Glomerular Filtration Rate

Introduction

The glomerular filtration rate or GFR is the amount of fluid filtered from the capillaries into the Bowmans capsule per unit time. The GFR can be expressed as the following formula:

GFR = K_f x net filtration pressure

K_f = the filtration coefficent

K_f can furthermore be expressed by the following formula

K_f = membrane permeability x filtration area

The GFR is practically proportional to metabolic body mass. Therefore the bigger the animal the greater the GFR.

Regulation of the GFR

The following formula helps us to understand GFR and how various factors affect it. Whilst reading this article you may find it useful to refer back to it:

Q = (PA - PE) ÷ R

Q = Flow, PA = Pressure in afferent arteriole, PE = Pressure in efferent arteriole, R = Resistance

There are two major forces opposing GFR. These are the hydrostatic pressure in the Bowmans space and the plasma protein osmotic pressure. These are not under physiological control. The filtration coefficient is also beyond the realms of physiological control. On the other hand the hydrostatic pressure in the capillaries and the renal blood flow are under physiological regulation and adjust filtration according to the bodies needs.
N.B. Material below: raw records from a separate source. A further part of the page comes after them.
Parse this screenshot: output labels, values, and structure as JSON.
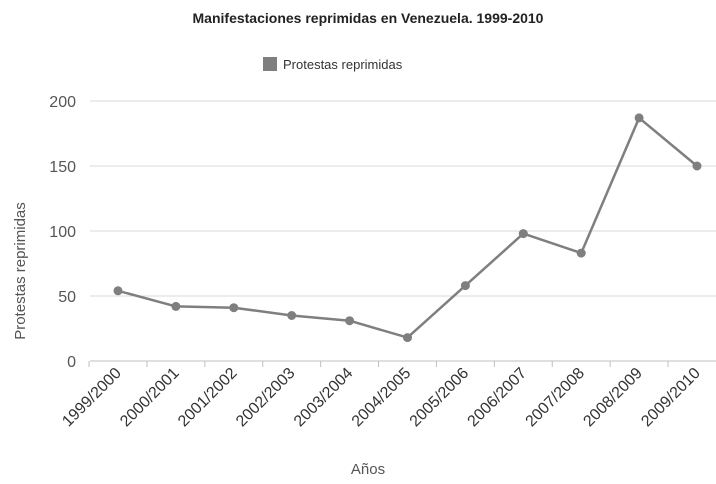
{
  "chart_data": {
    "type": "line",
    "title": "Manifestaciones reprimidas en Venezuela. 1999-2010",
    "xlabel": "Años",
    "ylabel": "Protestas reprimidas",
    "categories": [
      "1999/2000",
      "2000/2001",
      "2001/2002",
      "2002/2003",
      "2003/2004",
      "2004/2005",
      "2005/2006",
      "2006/2007",
      "2007/2008",
      "2008/2009",
      "2009/2010"
    ],
    "series": [
      {
        "name": "Protestas reprimidas",
        "values": [
          54,
          42,
          41,
          35,
          31,
          18,
          58,
          98,
          83,
          187,
          150
        ],
        "color": "#7f7f7f"
      }
    ],
    "ylim": [
      0,
      200
    ],
    "yticks": [
      "0",
      "50",
      "100",
      "150",
      "200"
    ],
    "grid": true,
    "legend_position": "top-center"
  }
}
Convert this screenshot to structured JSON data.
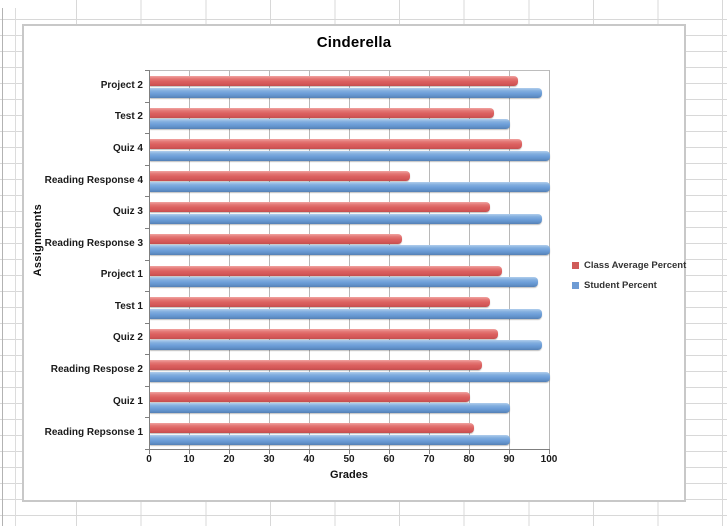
{
  "chart_data": {
    "type": "bar",
    "orientation": "horizontal",
    "title": "Cinderella",
    "xlabel": "Grades",
    "ylabel": "Assignments",
    "xlim": [
      0,
      100
    ],
    "xticks": [
      0,
      10,
      20,
      30,
      40,
      50,
      60,
      70,
      80,
      90,
      100
    ],
    "grid": "vertical",
    "legend_position": "right",
    "categories": [
      "Project 2",
      "Test 2",
      "Quiz 4",
      "Reading Response 4",
      "Quiz 3",
      "Reading Response 3",
      "Project 1",
      "Test 1",
      "Quiz 2",
      "Reading Respose 2",
      "Quiz 1",
      "Reading Repsonse 1"
    ],
    "series": [
      {
        "name": "Class Average Percent",
        "color": "#d05b58",
        "values": [
          92,
          86,
          93,
          65,
          85,
          63,
          88,
          85,
          87,
          83,
          80,
          81
        ]
      },
      {
        "name": "Student Percent",
        "color": "#6d9bd4",
        "values": [
          98,
          90,
          100,
          100,
          98,
          100,
          97,
          98,
          98,
          100,
          90,
          90
        ]
      }
    ]
  },
  "colors": {
    "sheet_gridline": "#d8d8d8",
    "plot_gridline": "#b8b8b8",
    "axis_line": "#7f7f7f",
    "chart_border": "#c8c8c8"
  }
}
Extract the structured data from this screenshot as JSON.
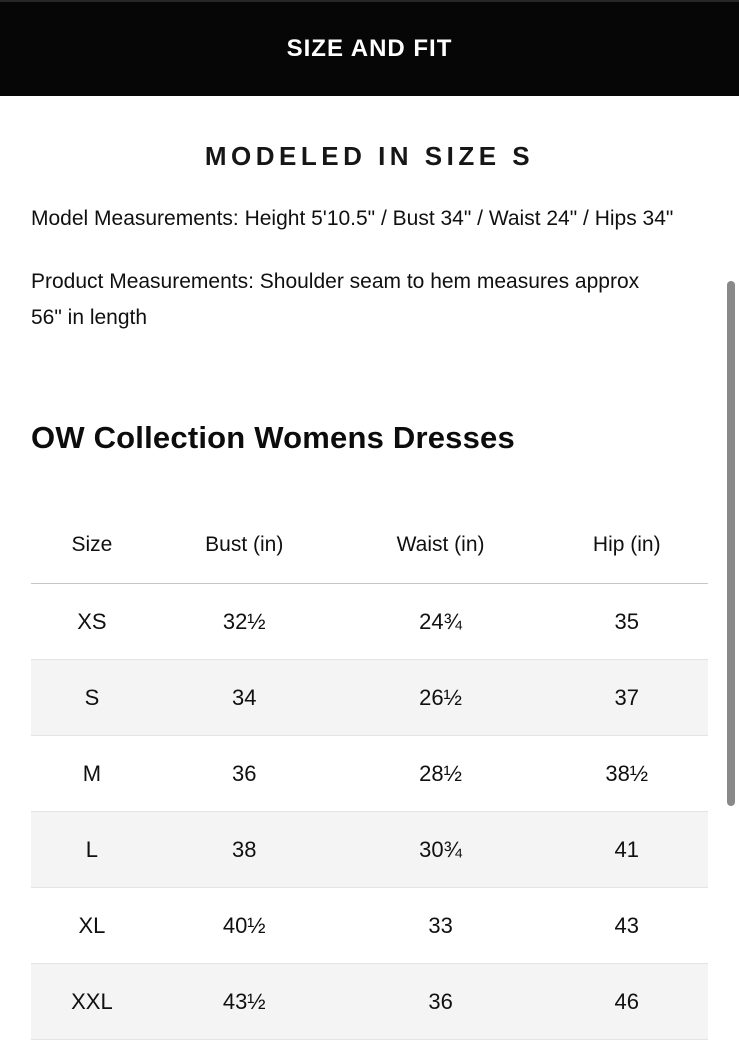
{
  "header": {
    "title": "SIZE AND FIT"
  },
  "section": {
    "heading": "MODELED IN SIZE S"
  },
  "measurements": {
    "model": "Model Measurements: Height 5'10.5\" / Bust 34\" / Waist 24\" / Hips 34\"",
    "product": "Product Measurements: Shoulder seam to hem measures approx 56\" in length"
  },
  "size_chart": {
    "title": "OW Collection Womens Dresses",
    "columns": [
      "Size",
      "Bust (in)",
      "Waist (in)",
      "Hip (in)"
    ],
    "rows": [
      {
        "size": "XS",
        "bust": "32½",
        "waist": "24¾",
        "hip": "35"
      },
      {
        "size": "S",
        "bust": "34",
        "waist": "26½",
        "hip": "37"
      },
      {
        "size": "M",
        "bust": "36",
        "waist": "28½",
        "hip": "38½"
      },
      {
        "size": "L",
        "bust": "38",
        "waist": "30¾",
        "hip": "41"
      },
      {
        "size": "XL",
        "bust": "40½",
        "waist": "33",
        "hip": "43"
      },
      {
        "size": "XXL",
        "bust": "43½",
        "waist": "36",
        "hip": "46"
      }
    ]
  },
  "colors": {
    "header-bg": "#060606",
    "header-text": "#ffffff",
    "body-text": "#111111",
    "stripe": "#f4f4f4",
    "row-border": "#e4e4e4",
    "head-border": "#c6c6c6",
    "scrollbar": "#898989"
  }
}
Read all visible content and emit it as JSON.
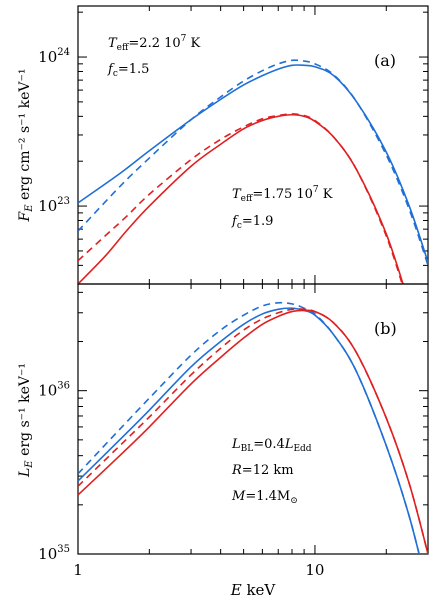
{
  "chart_data": [
    {
      "id": "panel_a",
      "type": "line",
      "panel_tag": "(a)",
      "ylabel_var": "F",
      "ylabel_sub": "E",
      "ylabel_units": "erg cm⁻² s⁻¹ keV⁻¹",
      "xscale": "log",
      "yscale": "log",
      "xlim": [
        1,
        30
      ],
      "ylim": [
        3e+22,
        2.2e+24
      ],
      "yticks": [
        {
          "value": 1e+23,
          "label": "10",
          "exp": "23"
        },
        {
          "value": 1e+24,
          "label": "10",
          "exp": "24"
        }
      ],
      "annotations": [
        {
          "lines": [
            "T_eff=2.2 10^7 K",
            "f_c=1.5"
          ],
          "teff": "=2.2  10",
          "teff_exp": "7",
          "teff_unit": " K",
          "fc": "=1.5"
        },
        {
          "lines": [
            "T_eff=1.75 10^7 K",
            "f_c=1.9"
          ],
          "teff": "=1.75  10",
          "teff_exp": "7",
          "teff_unit": " K",
          "fc": "=1.9"
        }
      ],
      "series": [
        {
          "color": "#1f6fd6",
          "dash": false,
          "x": [
            1,
            1.5,
            2,
            3,
            4,
            5,
            6,
            7,
            8,
            9,
            10,
            12,
            15,
            20,
            25,
            30
          ],
          "y": [
            1.05e+23,
            1.65e+23,
            2.35e+23,
            3.8e+23,
            5.2e+23,
            6.5e+23,
            7.5e+23,
            8.3e+23,
            8.8e+23,
            8.8e+23,
            8.6e+23,
            7.5e+23,
            5e+23,
            2.3e+23,
            1e+23,
            4.2e+22
          ]
        },
        {
          "color": "#1f6fd6",
          "dash": true,
          "x": [
            1,
            1.5,
            2,
            3,
            4,
            5,
            6,
            7,
            8,
            9,
            10,
            12,
            15,
            20,
            25,
            30
          ],
          "y": [
            6.8e+22,
            1.35e+23,
            2.1e+23,
            3.8e+23,
            5.4e+23,
            6.9e+23,
            8.1e+23,
            9e+23,
            9.5e+23,
            9.4e+23,
            9e+23,
            7.6e+23,
            5e+23,
            2.2e+23,
            9.5e+22,
            4e+22
          ]
        },
        {
          "color": "#e02020",
          "dash": false,
          "x": [
            1,
            1.3,
            1.6,
            2,
            3,
            4,
            5,
            6,
            7,
            8,
            9,
            10,
            12,
            15,
            20,
            25
          ],
          "y": [
            3e+22,
            4.6e+22,
            6.8e+22,
            1e+23,
            1.85e+23,
            2.6e+23,
            3.3e+23,
            3.75e+23,
            4e+23,
            4.1e+23,
            4e+23,
            3.7e+23,
            2.9e+23,
            1.75e+23,
            6.5e+22,
            2.2e+22
          ]
        },
        {
          "color": "#e02020",
          "dash": true,
          "x": [
            1,
            1.3,
            1.6,
            2,
            3,
            4,
            5,
            6,
            7,
            8,
            9,
            10,
            12,
            15,
            20,
            25
          ],
          "y": [
            4.3e+22,
            6.3e+22,
            8.5e+22,
            1.2e+23,
            2.05e+23,
            2.8e+23,
            3.4e+23,
            3.85e+23,
            4.05e+23,
            4.15e+23,
            4.05e+23,
            3.75e+23,
            2.9e+23,
            1.75e+23,
            6.3e+22,
            2.1e+22
          ]
        }
      ]
    },
    {
      "id": "panel_b",
      "type": "line",
      "panel_tag": "(b)",
      "xlabel_var": "E",
      "xlabel_unit": "keV",
      "ylabel_var": "L",
      "ylabel_sub": "E",
      "ylabel_units": "erg s⁻¹ keV⁻¹",
      "xscale": "log",
      "yscale": "log",
      "xlim": [
        1,
        30
      ],
      "ylim": [
        1e+35,
        4.5e+36
      ],
      "xticks": [
        {
          "value": 1,
          "label": "1"
        },
        {
          "value": 10,
          "label": "10"
        }
      ],
      "yticks": [
        {
          "value": 1e+35,
          "label": "10",
          "exp": "35"
        },
        {
          "value": 1e+36,
          "label": "10",
          "exp": "36"
        }
      ],
      "annotations": [
        {
          "text": "L_BL=0.4L_Edd",
          "main1": "L",
          "sub1": "BL",
          "eq": "=0.4",
          "main2": "L",
          "sub2": "Edd"
        },
        {
          "text": "R=12 km",
          "var": "R",
          "rest": "=12  km"
        },
        {
          "text": "M=1.4M_sun",
          "var": "M",
          "rest": "=1.4M",
          "sun": "⊙"
        }
      ],
      "series": [
        {
          "color": "#1f6fd6",
          "dash": false,
          "x": [
            1,
            1.5,
            2,
            3,
            4,
            5,
            6,
            7,
            8,
            9,
            10,
            12,
            15,
            20,
            25,
            30
          ],
          "y": [
            2.8e+35,
            5e+35,
            7.6e+35,
            1.4e+36,
            2e+36,
            2.55e+36,
            2.95e+36,
            3.15e+36,
            3.2e+36,
            3.1e+36,
            2.9e+36,
            2.2e+36,
            1.3e+36,
            4.6e+35,
            1.7e+35,
            6e+34
          ]
        },
        {
          "color": "#1f6fd6",
          "dash": true,
          "x": [
            1,
            1.5,
            2,
            3,
            4,
            5,
            6,
            7,
            8,
            9,
            10,
            12,
            15,
            20,
            25,
            30
          ],
          "y": [
            3.1e+35,
            5.8e+35,
            9e+35,
            1.65e+36,
            2.35e+36,
            2.9e+36,
            3.3e+36,
            3.45e+36,
            3.4e+36,
            3.2e+36,
            2.95e+36,
            2.2e+36,
            1.3e+36,
            4.6e+35,
            1.7e+35,
            6e+34
          ]
        },
        {
          "color": "#e02020",
          "dash": false,
          "x": [
            1,
            1.5,
            2,
            3,
            4,
            5,
            6,
            7,
            8,
            9,
            10,
            12,
            15,
            20,
            25,
            30
          ],
          "y": [
            2.3e+35,
            4e+35,
            6e+35,
            1.1e+36,
            1.6e+36,
            2.1e+36,
            2.55e+36,
            2.85e+36,
            3.05e+36,
            3.1e+36,
            3.05e+36,
            2.6e+36,
            1.7e+36,
            6.8e+35,
            2.7e+35,
            1e+35
          ]
        },
        {
          "color": "#e02020",
          "dash": true,
          "x": [
            1,
            1.5,
            2,
            3,
            4,
            5,
            6,
            7,
            8,
            9,
            10,
            12,
            15,
            20,
            25,
            30
          ],
          "y": [
            2.6e+35,
            4.6e+35,
            6.9e+35,
            1.25e+36,
            1.82e+36,
            2.35e+36,
            2.75e+36,
            3e+36,
            3.15e+36,
            3.15e+36,
            3.05e+36,
            2.6e+36,
            1.7e+36,
            6.8e+35,
            2.7e+35,
            1e+35
          ]
        }
      ]
    }
  ]
}
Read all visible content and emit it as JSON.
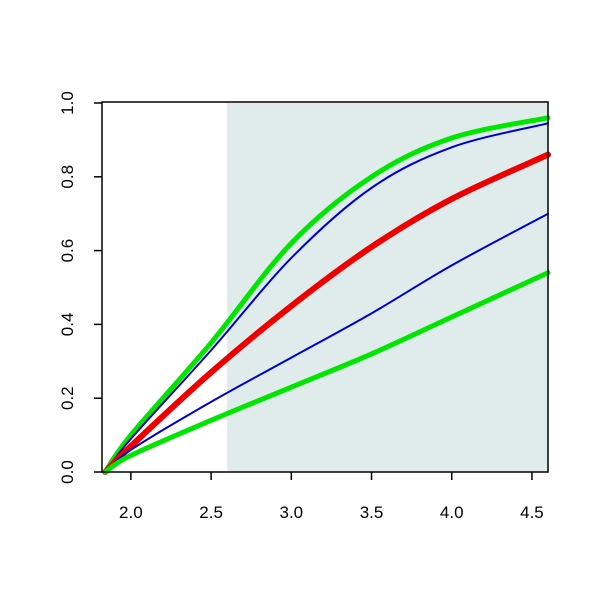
{
  "chart_data": {
    "type": "line",
    "x": [
      1.84,
      2.0,
      2.5,
      3.0,
      3.5,
      4.0,
      4.6
    ],
    "series": [
      {
        "color": "#00e600",
        "width": 5,
        "values": [
          0,
          0.1,
          0.35,
          0.62,
          0.8,
          0.905,
          0.96
        ]
      },
      {
        "color": "#0000cd",
        "width": 2,
        "values": [
          0,
          0.09,
          0.33,
          0.58,
          0.77,
          0.88,
          0.945
        ]
      },
      {
        "color": "#ee0000",
        "width": 6,
        "values": [
          0,
          0.07,
          0.27,
          0.45,
          0.61,
          0.74,
          0.86
        ]
      },
      {
        "color": "#0000cd",
        "width": 2,
        "values": [
          0,
          0.06,
          0.19,
          0.31,
          0.43,
          0.56,
          0.7
        ]
      },
      {
        "color": "#00e600",
        "width": 5,
        "values": [
          0,
          0.045,
          0.14,
          0.23,
          0.32,
          0.42,
          0.54
        ]
      }
    ],
    "shade_from": 2.6,
    "shade_color": "#dfeceb",
    "xlim": [
      1.82,
      4.6
    ],
    "ylim": [
      0,
      1.0
    ],
    "xticks": [
      {
        "value": 2,
        "label": "2.0"
      },
      2.5,
      {
        "value": 3,
        "label": "3.0"
      },
      3.5,
      {
        "value": 4,
        "label": "4.0"
      },
      4.5
    ],
    "yticks": [
      {
        "value": 0,
        "label": "0.0"
      },
      0.2,
      0.4,
      0.6,
      0.8,
      {
        "value": 1,
        "label": "1.0"
      }
    ]
  }
}
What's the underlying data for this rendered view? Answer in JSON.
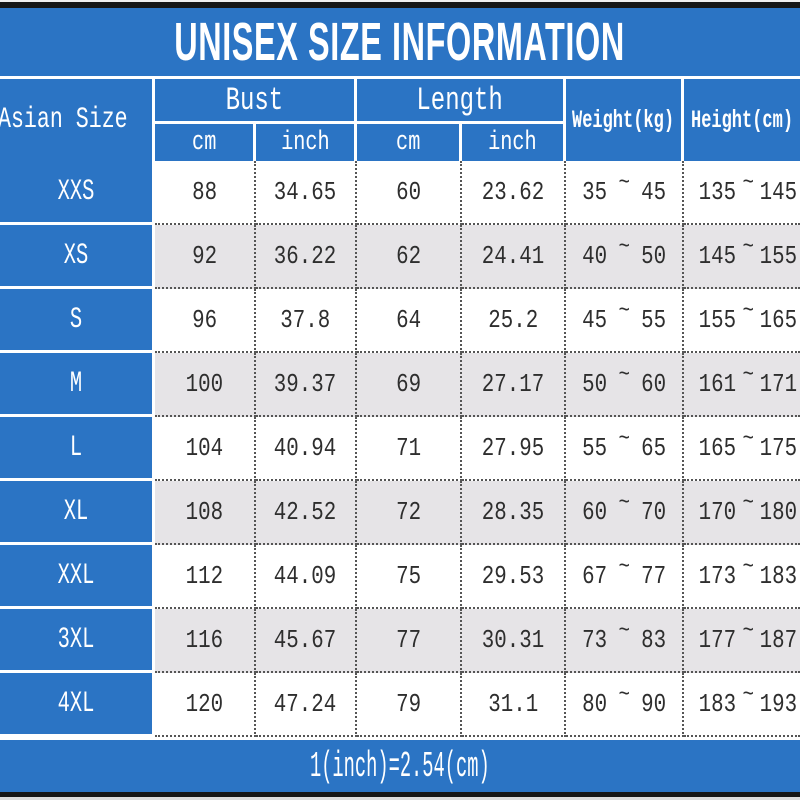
{
  "title": "UNISEX SIZE INFORMATION",
  "footer_note": "1(inch)=2.54(cm)",
  "range_separator": "~",
  "header": {
    "asian_size": "Asian Size",
    "bust": "Bust",
    "length": "Length",
    "weight": "Weight(kg)",
    "height": "Height(cm)",
    "bust_cm": "cm",
    "bust_inch": "inch",
    "length_cm": "cm",
    "length_inch": "inch"
  },
  "colors": {
    "accent_blue": "#2b74c4",
    "row_alt_gray": "#e6e4e7",
    "edge_bar_black": "#161616",
    "text_dark": "#2e2e2e"
  },
  "chart_data": {
    "type": "table",
    "title": "UNISEX SIZE INFORMATION",
    "column_groups": [
      {
        "label": "Asian Size",
        "sub": []
      },
      {
        "label": "Bust",
        "sub": [
          "cm",
          "inch"
        ]
      },
      {
        "label": "Length",
        "sub": [
          "cm",
          "inch"
        ]
      },
      {
        "label": "Weight(kg)",
        "sub": []
      },
      {
        "label": "Height(cm)",
        "sub": []
      }
    ],
    "rows": [
      {
        "size": "XXS",
        "bust_cm": "88",
        "bust_inch": "34.65",
        "length_cm": "60",
        "length_inch": "23.62",
        "weight_min": "35",
        "weight_max": "45",
        "height_min": "135",
        "height_max": "145"
      },
      {
        "size": "XS",
        "bust_cm": "92",
        "bust_inch": "36.22",
        "length_cm": "62",
        "length_inch": "24.41",
        "weight_min": "40",
        "weight_max": "50",
        "height_min": "145",
        "height_max": "155"
      },
      {
        "size": "S",
        "bust_cm": "96",
        "bust_inch": "37.8",
        "length_cm": "64",
        "length_inch": "25.2",
        "weight_min": "45",
        "weight_max": "55",
        "height_min": "155",
        "height_max": "165"
      },
      {
        "size": "M",
        "bust_cm": "100",
        "bust_inch": "39.37",
        "length_cm": "69",
        "length_inch": "27.17",
        "weight_min": "50",
        "weight_max": "60",
        "height_min": "161",
        "height_max": "171"
      },
      {
        "size": "L",
        "bust_cm": "104",
        "bust_inch": "40.94",
        "length_cm": "71",
        "length_inch": "27.95",
        "weight_min": "55",
        "weight_max": "65",
        "height_min": "165",
        "height_max": "175"
      },
      {
        "size": "XL",
        "bust_cm": "108",
        "bust_inch": "42.52",
        "length_cm": "72",
        "length_inch": "28.35",
        "weight_min": "60",
        "weight_max": "70",
        "height_min": "170",
        "height_max": "180"
      },
      {
        "size": "XXL",
        "bust_cm": "112",
        "bust_inch": "44.09",
        "length_cm": "75",
        "length_inch": "29.53",
        "weight_min": "67",
        "weight_max": "77",
        "height_min": "173",
        "height_max": "183"
      },
      {
        "size": "3XL",
        "bust_cm": "116",
        "bust_inch": "45.67",
        "length_cm": "77",
        "length_inch": "30.31",
        "weight_min": "73",
        "weight_max": "83",
        "height_min": "177",
        "height_max": "187"
      },
      {
        "size": "4XL",
        "bust_cm": "120",
        "bust_inch": "47.24",
        "length_cm": "79",
        "length_inch": "31.1",
        "weight_min": "80",
        "weight_max": "90",
        "height_min": "183",
        "height_max": "193"
      }
    ],
    "footnote": "1(inch)=2.54(cm)"
  }
}
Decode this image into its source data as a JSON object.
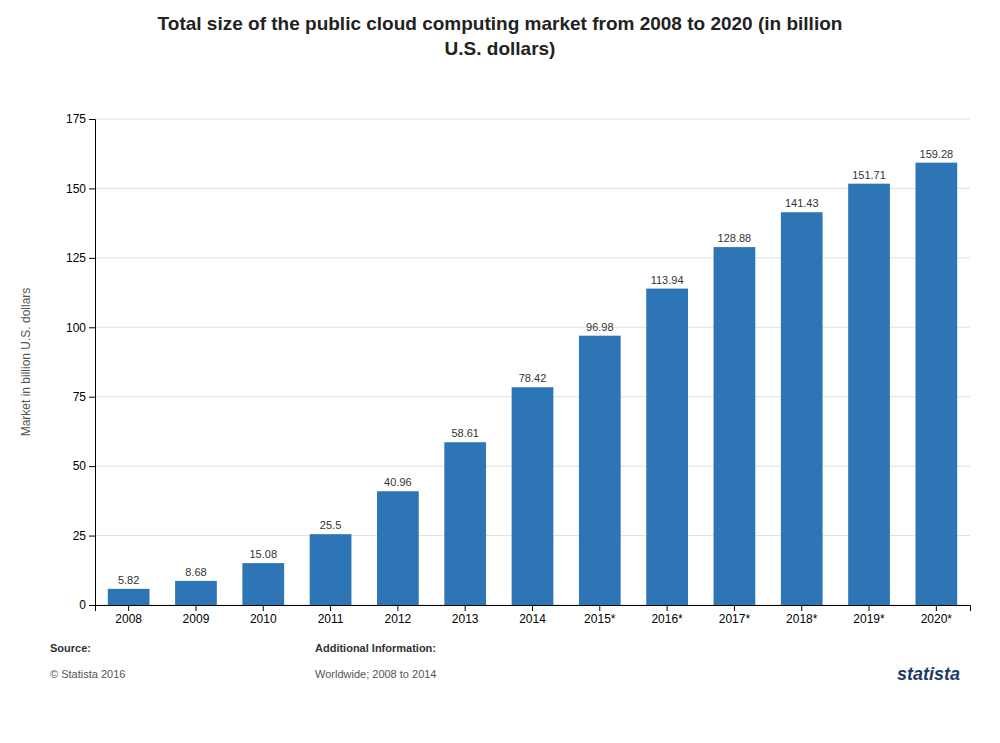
{
  "chart_data": {
    "type": "bar",
    "title": "Total size of the public cloud computing market from 2008 to 2020 (in billion\nU.S. dollars)",
    "categories": [
      "2008",
      "2009",
      "2010",
      "2011",
      "2012",
      "2013",
      "2014",
      "2015*",
      "2016*",
      "2017*",
      "2018*",
      "2019*",
      "2020*"
    ],
    "values": [
      5.82,
      8.68,
      15.08,
      25.5,
      40.96,
      58.61,
      78.42,
      96.98,
      113.94,
      128.88,
      141.43,
      151.71,
      159.28
    ],
    "color": "#2E75B6",
    "ylabel": "Market in billion U.S. dollars",
    "ylim": [
      0,
      175
    ],
    "yticks": [
      0,
      25,
      50,
      75,
      100,
      125,
      150,
      175
    ],
    "grid": true,
    "data_labels": true,
    "annotations": [
      "Source:",
      "© Statista 2016",
      "Additional Information:",
      "Worldwide; 2008 to 2014",
      "statista"
    ]
  }
}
Regulation of Renal Blood Flow and Capillary Hydrostatic Pressure

These two factors are determined by the arterial blood pressure coupled with the contraction of both the afferent and efferent arterioles. The total resistance of the afferent and efferent arterioles, which is determined by the contraction of them, determines the renal blood flow and any particular arterial pressure. Therefore it is important that they change with arterial pressure in order to maintain a steady renal blood flow.

Constriction of the Afferent and Efferent Arterioles

Normally the afferent arteriole is of larger diameter than the efferent. This means there is high resistance as the blood is forced from a wider vessel to a narrower one and this promotes filtration. If the arterial blood pressure remains constant then contracting either vessel reduces blood flow as it increases resistance. However contracting either has opposite effects on the filtration pressure. If you contract the afferent arteriole there will be less of a pressure difference between the afferent and efferent arteriole so there will be reduced filtration pressure. However if you constrict the efferent arteriole you are increasing the pressure difference between the two and filtration pressure increase.

Overall the constriction of the afferent arteriole decreases both blood flow and filtration pressure where as constricting the efferent arteriole decreases blood flow but increases filtration pressure. (Both of these statements are assuming a constant blood pressure). The fact that both can be altered allows independent regulation of both GFR and blood flow.